Banyak ragam warga sekitar menyikapi
banjir. Ada pula yang tenang, seolah sudah biasa. Mereka kongkow di pos
sekuriti dengan yang lainnya, seperti hari-hari biasa. Mereka duduk di
bangku dan meja yang terendam banjir sepaha orang dewasa. Mereka
menikmati suasana sembari ngopi dan sebagian menghabiskan rokok di
tangan.
Naluri jurnalistikku tergerak. Kurekam semua suasana di
situ. Rencananya, gambar itu akan kukirim ke kantor melalui email. Tapi
rupanya, listrik tak kunjung hidup. Hingga pukul 18.30, barulah kejap
nyala lampu terasa. Dan saat itulah aku sudah disibukkan mengurusi rumah
yang terendam. Video tadi tak jadi kukirim ke kantor. Aktivitas di
rumah mulai berdenyut lagi. Tv bisa ditonton, komputer bisa menyala.
Anak-anak sedikit terhibur. Sementara mataku masih tertumbuk pada
genangan air di rumah. "Aduh, ini barang-barang bisa runyam kalo gak
surut," batinku.
Malam kian larut. Anak-anakku sudah terlelap
tidur. Beruntung mereka tidak rewel selama mata belum terpejam tidur.
Mereka malah menikmati air seolah menjadi sahabat bermain. Mereka juga
disibukkan dengan televisi yang cukup menghibur mereka dengan acara
anak-anaknya. Sementara malam itu, aku tak mudah memejamkan mata.
Hingga pukul 02.30 WIB aku baru tertidur. Itupun di kamar depan
sendirian, karena bersiaga. Hujan yang berulang kali reda dan deras
datang tiba-tiba membuatku khawatir. Tapi lelah tak bisa kupungkiri. Aku
terpejam mata hingga pagi.
Pagi, Jumat 19 Januari 2013
Saat
terjaga, rupanya air masih menggenang, namun hujan sudah reda. Aku
sedikit lega, meski cuaca di luar tidak bersahabat. Mendung gelap
gulita. Sesaat kemudian sekitar pukul 09.30, terang sudah mulai menyapa.
Aku meminta izin kepada isteri untuk berangkat ke kantor, meski rumah
masih terendam air.
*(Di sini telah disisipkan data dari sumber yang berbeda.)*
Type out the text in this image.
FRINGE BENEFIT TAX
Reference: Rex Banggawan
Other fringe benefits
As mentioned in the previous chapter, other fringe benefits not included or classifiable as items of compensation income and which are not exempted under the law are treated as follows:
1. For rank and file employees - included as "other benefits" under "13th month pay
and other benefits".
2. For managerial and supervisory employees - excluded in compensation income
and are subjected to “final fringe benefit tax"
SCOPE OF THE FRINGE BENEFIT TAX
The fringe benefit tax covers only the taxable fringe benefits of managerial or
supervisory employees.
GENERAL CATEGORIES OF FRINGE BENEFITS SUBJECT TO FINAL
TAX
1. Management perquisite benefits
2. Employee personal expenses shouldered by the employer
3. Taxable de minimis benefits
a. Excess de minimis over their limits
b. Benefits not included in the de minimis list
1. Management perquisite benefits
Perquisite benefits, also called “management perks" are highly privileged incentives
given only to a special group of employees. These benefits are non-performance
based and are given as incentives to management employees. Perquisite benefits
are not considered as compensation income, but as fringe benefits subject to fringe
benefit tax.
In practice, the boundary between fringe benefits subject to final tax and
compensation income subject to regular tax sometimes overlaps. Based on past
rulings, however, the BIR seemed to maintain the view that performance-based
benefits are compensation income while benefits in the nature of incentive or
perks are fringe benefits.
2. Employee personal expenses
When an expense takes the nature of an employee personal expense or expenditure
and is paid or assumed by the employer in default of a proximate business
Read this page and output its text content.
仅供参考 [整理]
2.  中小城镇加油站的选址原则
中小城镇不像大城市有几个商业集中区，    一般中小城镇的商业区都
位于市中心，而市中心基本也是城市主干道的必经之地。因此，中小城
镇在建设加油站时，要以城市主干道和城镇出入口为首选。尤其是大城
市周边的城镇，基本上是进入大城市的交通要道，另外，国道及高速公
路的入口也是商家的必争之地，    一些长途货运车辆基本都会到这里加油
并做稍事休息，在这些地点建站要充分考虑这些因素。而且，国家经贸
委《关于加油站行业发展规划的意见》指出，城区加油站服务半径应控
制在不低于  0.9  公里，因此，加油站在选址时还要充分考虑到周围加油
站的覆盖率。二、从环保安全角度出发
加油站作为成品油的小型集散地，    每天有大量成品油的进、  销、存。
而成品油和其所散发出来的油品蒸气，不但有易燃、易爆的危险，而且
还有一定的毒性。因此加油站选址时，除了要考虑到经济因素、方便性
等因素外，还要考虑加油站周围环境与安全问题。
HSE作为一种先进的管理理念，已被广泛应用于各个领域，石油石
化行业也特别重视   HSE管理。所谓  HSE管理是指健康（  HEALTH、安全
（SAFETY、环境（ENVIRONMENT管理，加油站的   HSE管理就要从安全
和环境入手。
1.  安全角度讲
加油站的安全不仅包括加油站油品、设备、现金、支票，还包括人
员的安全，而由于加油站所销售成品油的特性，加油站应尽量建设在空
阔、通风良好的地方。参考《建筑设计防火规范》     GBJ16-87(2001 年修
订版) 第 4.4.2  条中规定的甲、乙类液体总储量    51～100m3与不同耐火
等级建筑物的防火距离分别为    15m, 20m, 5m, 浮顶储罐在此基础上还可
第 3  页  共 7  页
Istriku mengizinkannya. Kusambar sepeda gunung,
untuk keluar rumah mensurvei jalur keluar komplek menju kantor. "Nggak
ngantor, pak... ?" tanya Ah Siong, tetangga rumah. Dari percakapan
dengan orang inilah aku kemudian semakin yakin, jalur menuju kantor
aman. Dan berangkatlah aku ke kantor. Sembari merampungkan tugas di
kantor, kabar baik pun datang dari rumah. Isteri bilang, air sudah
surut.
Malam hari sepulang kerja, aku langsung ganti baju, dan
menyiapkan semua peralatan bersih-bersih rumah. Mengepel, menyemprot,
dan mengangkut-angkut barang-barang' serta merapikannya. Tak cukup
sehari merampungkannya. Sepekan pekerjaan itu barulah rampung. Sementara
hati masih berdebar, mengingat Jakarta masih waspada hingga tengah
Februari 2013.
Di sini makna hidup betul-betul kudapatkan.
Betapa beratnya para korban banjir. Sementara di satu sisi, para juru
warta bersuka cita mengabarkannya, demi komoditi berita. Tapi, ya
begitulah hidup. Harus ada simbiose mutualisma. Setidaknya, dengan
mengalaminya, seorang jurnalis akan lebih empati dan berhati-hati untuk
mengabarkan suatu bencana. Disitulah nilai jurnalisme, dan tujuan
mengabarkan sebuah bencana bisa bermanfaat. Bukan sekadar mencari
sensasi dan menarik banyak penonton. Tapi membantu penonton, khususnya
para korban bencana, bisa mendapatkan informasinyang akurat dan benar.